Menjadi wanita karir yang ambisius dan sukses akan mengakibatkan anak yang terlantar (dan suami yang jarang belaian). Pernah baca nggak ada tulisan tentang seorang anak yang bertanya kepada ibunya apakah perhiasan boleh dititipkan ke pembantu, trus dijawab si ibu nggak boleh. Lantas si anak bertanya lagi dalam kalimat akhir yang dramatis, "Kalau perhiasan tidak boleh, kenapa ibu menitipkanku ke pembantu?". Intinya, fitrah perempuan adalah terbatas pada menjadi ibu dan istri. (Kalo laki boleh aja deh mau jadi apa selain suami dan ayah, mau jadi presiden, astronot, tukang becak, wiraswasta, gag ada yang ngelarang!).

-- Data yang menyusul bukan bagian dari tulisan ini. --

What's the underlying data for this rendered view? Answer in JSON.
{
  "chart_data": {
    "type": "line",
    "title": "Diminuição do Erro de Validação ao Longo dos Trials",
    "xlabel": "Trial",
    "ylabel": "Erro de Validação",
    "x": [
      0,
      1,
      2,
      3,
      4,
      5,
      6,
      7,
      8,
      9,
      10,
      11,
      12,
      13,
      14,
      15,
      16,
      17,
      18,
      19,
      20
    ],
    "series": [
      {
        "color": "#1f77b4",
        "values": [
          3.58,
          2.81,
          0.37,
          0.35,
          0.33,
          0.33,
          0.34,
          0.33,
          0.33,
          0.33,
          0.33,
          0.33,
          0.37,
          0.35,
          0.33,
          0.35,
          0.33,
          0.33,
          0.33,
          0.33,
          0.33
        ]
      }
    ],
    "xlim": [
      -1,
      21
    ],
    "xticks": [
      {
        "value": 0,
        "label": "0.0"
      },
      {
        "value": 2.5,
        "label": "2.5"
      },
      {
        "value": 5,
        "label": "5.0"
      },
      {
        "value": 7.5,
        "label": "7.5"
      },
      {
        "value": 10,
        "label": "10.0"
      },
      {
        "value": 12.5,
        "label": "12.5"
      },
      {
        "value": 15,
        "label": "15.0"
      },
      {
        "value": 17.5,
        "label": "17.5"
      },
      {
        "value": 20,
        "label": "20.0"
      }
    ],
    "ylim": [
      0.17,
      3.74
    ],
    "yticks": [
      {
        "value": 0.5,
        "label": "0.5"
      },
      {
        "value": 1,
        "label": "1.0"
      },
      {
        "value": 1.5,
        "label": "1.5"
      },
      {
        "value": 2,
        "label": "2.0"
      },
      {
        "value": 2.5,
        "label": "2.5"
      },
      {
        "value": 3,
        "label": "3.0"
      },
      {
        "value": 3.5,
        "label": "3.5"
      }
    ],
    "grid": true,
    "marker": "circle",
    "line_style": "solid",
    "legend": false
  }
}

2. Menjadi Ibu haruslah tetap cerdas, karena itu harus berpendidikan tinggi.
Untuk mendidik anak, dibutuhkan seorang ibu yang cerdas. Karena itu perempuan harus tetap menimba ilmu pendidikan tinggi, salah satunya dengan kuliah.

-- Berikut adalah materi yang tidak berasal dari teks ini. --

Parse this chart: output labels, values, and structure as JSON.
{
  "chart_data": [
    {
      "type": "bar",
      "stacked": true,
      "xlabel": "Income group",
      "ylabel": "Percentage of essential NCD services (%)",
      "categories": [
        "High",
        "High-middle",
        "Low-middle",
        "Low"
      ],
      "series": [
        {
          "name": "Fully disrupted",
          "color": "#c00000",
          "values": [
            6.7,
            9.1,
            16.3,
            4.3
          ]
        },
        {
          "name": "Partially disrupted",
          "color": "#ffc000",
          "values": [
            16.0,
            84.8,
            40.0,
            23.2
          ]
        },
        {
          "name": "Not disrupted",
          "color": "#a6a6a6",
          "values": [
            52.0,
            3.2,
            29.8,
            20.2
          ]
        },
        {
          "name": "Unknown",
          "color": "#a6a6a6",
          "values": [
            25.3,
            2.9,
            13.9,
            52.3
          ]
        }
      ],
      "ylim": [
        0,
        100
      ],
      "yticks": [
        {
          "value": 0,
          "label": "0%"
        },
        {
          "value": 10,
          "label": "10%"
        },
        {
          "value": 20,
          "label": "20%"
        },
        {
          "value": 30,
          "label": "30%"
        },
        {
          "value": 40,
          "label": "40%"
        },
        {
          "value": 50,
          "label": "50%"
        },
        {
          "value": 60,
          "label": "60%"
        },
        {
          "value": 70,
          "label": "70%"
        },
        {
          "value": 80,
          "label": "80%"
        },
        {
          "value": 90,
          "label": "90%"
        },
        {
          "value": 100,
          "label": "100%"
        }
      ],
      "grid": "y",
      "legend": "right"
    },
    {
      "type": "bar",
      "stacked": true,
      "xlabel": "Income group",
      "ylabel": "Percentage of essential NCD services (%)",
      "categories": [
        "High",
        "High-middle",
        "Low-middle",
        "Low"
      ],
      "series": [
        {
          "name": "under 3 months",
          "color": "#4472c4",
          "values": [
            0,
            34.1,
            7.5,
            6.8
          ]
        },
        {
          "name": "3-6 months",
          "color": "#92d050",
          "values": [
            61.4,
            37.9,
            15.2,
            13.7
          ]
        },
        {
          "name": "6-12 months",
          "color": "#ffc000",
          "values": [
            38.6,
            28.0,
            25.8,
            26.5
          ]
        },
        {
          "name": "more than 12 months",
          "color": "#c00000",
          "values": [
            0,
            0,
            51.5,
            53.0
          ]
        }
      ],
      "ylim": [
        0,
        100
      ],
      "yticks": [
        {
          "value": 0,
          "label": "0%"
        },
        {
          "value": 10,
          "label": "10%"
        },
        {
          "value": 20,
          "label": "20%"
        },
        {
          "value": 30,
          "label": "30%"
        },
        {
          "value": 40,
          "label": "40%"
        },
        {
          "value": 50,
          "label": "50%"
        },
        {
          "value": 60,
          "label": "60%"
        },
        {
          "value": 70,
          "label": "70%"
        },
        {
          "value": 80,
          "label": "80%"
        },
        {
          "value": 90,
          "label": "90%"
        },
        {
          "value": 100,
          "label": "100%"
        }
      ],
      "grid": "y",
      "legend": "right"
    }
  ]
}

Dua hal di atas sebenarnya rada bertentangan. Perempuan dianjurkan kuliah dan berpendidikan setinggi-tingginya, tapi karir yang paling baik adalah menjadi ibu dan istri. Dan kesimpulan nyinyir yang saya dapatkan adalah perempuan harus tetap berpendidikan tinggi sekedar alasan konformitas di era emansipasi yang maksimal bisa diberikan oleh mereka-mereka itu (#nomention). Belum lagi beredar banyak artikel motivasi yang dibungkus agama, tentang fitrah perempuan adalah sebagai ibu rumah tangga, dan ibu rumah tangga adalah sebuah pekerjaan mulia. Saya juga kesulitan menemukan relevansi antara kuliah tinggi menjadi modal yang kuat untuk bisa menjadi ibu dan istri yang baik. Karena setau saya kalo kuliah, yang dipelajari sangat spesifik tentang ilmu kuliah yang dimasuki, kagak ada hubungannya sama "menjadi istri dan ibu yang baik" - yang sesuai dengan standar yang ditetapkan mainstream people. Mungkin yang dimaksud adalah 'pengalaman saat kuliah', bukan kuliah itu sendiri.

Nah, karena itulah... buat yang suka menganjurkan seorang perempuan WAJIB BERPENDIDIKAN TINGGI, tapi SEBAIKNYA WAJIB JADI IBU RUMAH TANGGA (yang baik dan benar - lagi-lagi menurut standar situ), maka gimana kalo ada sebuah universitas atau institusi yang khusus membuka jurusan ibu rumah tangga? Jadi, materinya akan sangat spesifik menjadi ibu rumah tangga yang baik dan benar menurut situ. Kurikulumnya disesuaikan dengan maunya situ. Gimana? Mau ga situ sekolahin anak perempuannya di situ?